To clarify the given question, we have $f: \mathbb{R}^{n} \to \mathbb{R}^{m}$ linear projection. How can we prove that we can find $M \in \mathbb{R}$ such that \begin{align} ||f(u)|| \leq M ||u||, \ \forall u \in \mathbb{R}^{n}? \end{align} To clarify notation, we use $||.||$ for the Euclidean distance formula for $m$-dimensions. For example $||x|| = \sqrt{x_1^2 + \ldots + x_m^{2}}$. We must also prove that $f$ is continuous. That every linear projection is continuous is trivial I think?
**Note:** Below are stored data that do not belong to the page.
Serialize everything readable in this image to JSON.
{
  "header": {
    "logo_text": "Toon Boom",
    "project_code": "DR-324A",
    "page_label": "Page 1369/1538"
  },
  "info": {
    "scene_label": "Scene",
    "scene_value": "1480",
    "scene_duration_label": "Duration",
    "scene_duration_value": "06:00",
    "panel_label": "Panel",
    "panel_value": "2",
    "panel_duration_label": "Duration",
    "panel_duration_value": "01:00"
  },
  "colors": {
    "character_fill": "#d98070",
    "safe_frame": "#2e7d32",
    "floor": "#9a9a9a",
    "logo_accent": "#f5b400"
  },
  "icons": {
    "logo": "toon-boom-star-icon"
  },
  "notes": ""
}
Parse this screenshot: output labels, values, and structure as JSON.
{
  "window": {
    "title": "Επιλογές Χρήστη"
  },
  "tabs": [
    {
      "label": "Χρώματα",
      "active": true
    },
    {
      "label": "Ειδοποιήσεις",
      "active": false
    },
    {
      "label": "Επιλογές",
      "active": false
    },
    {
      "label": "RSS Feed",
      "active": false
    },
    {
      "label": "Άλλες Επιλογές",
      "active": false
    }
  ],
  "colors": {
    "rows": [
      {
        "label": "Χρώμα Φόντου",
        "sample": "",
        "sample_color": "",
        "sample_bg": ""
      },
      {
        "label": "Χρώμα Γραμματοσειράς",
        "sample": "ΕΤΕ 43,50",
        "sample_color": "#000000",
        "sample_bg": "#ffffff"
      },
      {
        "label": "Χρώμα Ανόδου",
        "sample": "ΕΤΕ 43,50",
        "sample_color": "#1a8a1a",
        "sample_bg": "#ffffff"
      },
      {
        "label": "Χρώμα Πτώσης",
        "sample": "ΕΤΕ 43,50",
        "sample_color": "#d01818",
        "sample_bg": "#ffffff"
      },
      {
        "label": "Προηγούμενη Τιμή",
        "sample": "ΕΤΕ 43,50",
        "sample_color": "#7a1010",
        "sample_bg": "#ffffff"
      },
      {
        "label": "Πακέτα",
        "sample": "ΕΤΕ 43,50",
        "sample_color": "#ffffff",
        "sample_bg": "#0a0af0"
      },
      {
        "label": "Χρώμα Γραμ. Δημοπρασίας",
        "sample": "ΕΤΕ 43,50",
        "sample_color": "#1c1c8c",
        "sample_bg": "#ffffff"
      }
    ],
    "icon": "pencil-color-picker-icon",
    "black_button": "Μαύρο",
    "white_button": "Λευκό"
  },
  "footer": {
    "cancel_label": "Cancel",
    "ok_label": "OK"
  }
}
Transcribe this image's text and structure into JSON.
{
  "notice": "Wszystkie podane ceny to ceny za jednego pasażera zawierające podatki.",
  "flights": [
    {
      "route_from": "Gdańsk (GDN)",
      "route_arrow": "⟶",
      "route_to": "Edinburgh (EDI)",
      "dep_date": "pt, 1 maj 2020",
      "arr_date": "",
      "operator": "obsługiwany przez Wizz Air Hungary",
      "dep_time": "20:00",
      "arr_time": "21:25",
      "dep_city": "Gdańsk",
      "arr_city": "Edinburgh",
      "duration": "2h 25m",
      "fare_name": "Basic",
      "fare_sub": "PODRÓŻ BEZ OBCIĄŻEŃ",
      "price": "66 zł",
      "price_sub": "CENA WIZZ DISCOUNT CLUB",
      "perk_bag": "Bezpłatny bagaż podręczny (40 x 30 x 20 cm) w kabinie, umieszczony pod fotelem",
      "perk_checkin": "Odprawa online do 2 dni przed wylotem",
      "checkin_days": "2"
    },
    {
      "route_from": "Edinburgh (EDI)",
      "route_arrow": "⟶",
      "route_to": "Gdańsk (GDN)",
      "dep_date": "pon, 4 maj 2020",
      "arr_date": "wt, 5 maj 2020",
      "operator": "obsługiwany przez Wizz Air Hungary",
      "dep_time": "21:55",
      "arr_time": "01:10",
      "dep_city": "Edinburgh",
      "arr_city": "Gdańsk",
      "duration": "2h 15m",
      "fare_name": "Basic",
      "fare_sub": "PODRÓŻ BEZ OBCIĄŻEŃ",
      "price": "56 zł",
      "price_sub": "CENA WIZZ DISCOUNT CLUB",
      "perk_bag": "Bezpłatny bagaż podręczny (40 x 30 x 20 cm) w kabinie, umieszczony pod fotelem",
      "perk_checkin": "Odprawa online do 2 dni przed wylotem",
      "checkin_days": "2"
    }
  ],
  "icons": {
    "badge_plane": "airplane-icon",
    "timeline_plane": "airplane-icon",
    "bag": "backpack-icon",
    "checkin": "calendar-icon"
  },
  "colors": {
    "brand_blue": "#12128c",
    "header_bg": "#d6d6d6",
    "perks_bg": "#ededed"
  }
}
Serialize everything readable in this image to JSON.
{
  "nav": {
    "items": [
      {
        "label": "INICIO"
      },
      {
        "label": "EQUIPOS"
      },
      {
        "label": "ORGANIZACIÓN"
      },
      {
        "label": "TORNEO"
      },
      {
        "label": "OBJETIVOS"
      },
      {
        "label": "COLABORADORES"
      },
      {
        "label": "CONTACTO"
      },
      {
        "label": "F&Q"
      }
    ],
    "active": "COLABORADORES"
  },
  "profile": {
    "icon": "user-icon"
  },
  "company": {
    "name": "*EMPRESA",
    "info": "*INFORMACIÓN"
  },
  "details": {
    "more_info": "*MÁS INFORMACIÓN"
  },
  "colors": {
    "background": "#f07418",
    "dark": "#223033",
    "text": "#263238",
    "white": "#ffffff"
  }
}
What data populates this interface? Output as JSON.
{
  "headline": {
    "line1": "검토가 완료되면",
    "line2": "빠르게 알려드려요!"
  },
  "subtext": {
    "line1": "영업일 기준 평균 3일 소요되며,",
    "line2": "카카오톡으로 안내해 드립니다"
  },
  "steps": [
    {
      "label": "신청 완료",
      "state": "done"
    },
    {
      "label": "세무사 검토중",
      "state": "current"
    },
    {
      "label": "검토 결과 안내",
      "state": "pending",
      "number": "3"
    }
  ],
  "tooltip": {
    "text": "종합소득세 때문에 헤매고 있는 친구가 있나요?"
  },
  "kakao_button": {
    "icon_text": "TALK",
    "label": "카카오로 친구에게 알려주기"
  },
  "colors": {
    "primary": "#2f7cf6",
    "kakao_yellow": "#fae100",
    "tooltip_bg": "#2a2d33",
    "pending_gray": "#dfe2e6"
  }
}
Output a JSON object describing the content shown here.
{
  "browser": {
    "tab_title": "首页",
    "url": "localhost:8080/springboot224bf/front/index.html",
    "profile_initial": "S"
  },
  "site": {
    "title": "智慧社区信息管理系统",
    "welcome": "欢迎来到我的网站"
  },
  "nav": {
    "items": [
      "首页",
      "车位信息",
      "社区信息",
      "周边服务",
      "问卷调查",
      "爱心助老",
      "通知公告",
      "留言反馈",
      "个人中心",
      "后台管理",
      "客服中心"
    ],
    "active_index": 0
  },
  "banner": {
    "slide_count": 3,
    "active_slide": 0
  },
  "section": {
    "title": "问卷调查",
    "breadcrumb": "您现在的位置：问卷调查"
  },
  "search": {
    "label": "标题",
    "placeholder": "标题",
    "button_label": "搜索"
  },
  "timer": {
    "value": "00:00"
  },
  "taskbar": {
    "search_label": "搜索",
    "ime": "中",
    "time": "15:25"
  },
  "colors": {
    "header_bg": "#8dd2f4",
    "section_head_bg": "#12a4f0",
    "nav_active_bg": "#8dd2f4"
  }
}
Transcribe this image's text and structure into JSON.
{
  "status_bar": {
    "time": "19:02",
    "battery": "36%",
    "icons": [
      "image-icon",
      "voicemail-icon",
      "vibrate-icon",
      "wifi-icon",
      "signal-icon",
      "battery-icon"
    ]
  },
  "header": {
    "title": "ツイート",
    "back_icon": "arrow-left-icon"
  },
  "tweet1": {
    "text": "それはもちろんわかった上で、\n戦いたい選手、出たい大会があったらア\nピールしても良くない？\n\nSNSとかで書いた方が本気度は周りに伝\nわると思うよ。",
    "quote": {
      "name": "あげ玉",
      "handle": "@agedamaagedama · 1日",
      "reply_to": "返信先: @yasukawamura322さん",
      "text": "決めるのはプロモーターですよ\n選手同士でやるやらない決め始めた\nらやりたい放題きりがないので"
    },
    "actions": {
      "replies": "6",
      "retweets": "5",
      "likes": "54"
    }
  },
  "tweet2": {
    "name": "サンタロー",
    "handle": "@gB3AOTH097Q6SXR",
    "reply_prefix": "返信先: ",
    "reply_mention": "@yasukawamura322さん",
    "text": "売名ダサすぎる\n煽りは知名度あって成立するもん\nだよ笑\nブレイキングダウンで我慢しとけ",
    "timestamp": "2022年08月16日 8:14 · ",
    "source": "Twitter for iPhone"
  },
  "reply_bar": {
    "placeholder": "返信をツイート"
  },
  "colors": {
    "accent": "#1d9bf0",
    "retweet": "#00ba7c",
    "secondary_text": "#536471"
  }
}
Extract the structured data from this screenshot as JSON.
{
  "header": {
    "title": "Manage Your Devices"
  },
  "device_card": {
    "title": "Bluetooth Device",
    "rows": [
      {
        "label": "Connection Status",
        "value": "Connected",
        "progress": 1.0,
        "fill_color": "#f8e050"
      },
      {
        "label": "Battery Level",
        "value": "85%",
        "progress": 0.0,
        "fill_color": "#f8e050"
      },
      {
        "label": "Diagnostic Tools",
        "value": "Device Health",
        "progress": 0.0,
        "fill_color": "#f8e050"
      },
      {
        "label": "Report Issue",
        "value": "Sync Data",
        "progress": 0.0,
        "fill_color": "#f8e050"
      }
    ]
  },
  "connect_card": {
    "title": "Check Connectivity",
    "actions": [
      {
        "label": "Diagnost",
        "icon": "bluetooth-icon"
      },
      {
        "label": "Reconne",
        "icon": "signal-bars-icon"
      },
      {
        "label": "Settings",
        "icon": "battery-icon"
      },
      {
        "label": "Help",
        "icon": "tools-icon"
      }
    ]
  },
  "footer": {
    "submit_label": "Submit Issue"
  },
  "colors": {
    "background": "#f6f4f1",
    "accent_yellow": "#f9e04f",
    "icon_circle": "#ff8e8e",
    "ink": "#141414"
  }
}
To prove the inequality, shouldn't we have any sort of upper bound to tie it to?
Any help would be appreciated!
@Mark's answer gave me a hint, and I took the rest.
We can prove that \begin{align} |T(x)| \leq M \end{align} when $|x|=1$.
Taking the standard basis for $\mathbb{R}^m$ we may write \begin{align} x = a_1e_1 + \ldots + a_me_m \end{align} where $|a_i| \leq 1 \ \forall \ 1 \leq i \leq m$. So we have \begin{align} |T(x)| &= |T(a_1e_1+\ldots+a_me_m)|\\ &= |a_1 T(e_1) + \ldots + a_m T(e_m)|\\ &\leq |a_1| |T(e_1)| + \ldots + |a_m| |T(e_m)|\\ &\leq |T(e_1)| + \ldots+|T(e_m)| = M. \end{align}
So there exists $M>0$ such that if $h \neq 0$ we have \begin{align} \big| T \left( \dfrac{h}{|h|} \right) \big| \leq M\\ \implies |\dfrac{1}{|h|} T(h)| \leq M\\ \implies |T(h)| \leq M|h|. \end{align}
To prove that a linear transformation is continuous, it suffices to notice \begin{align} |T(h)| \leq M |h| \end{align} so if $\epsilon > 0$ is given and $h \in \mathbb{R}^n$ then whenever $0 < |x-h| < \dfrac{\epsilon}{M}$ we can have \begin{align} |T(x) - T(h)| = |T(x-h)| \leq M |x-h| < M \dfrac{\epsilon}{M} = \epsilon. \end{align} Therefore by definition the linear projection is continuous.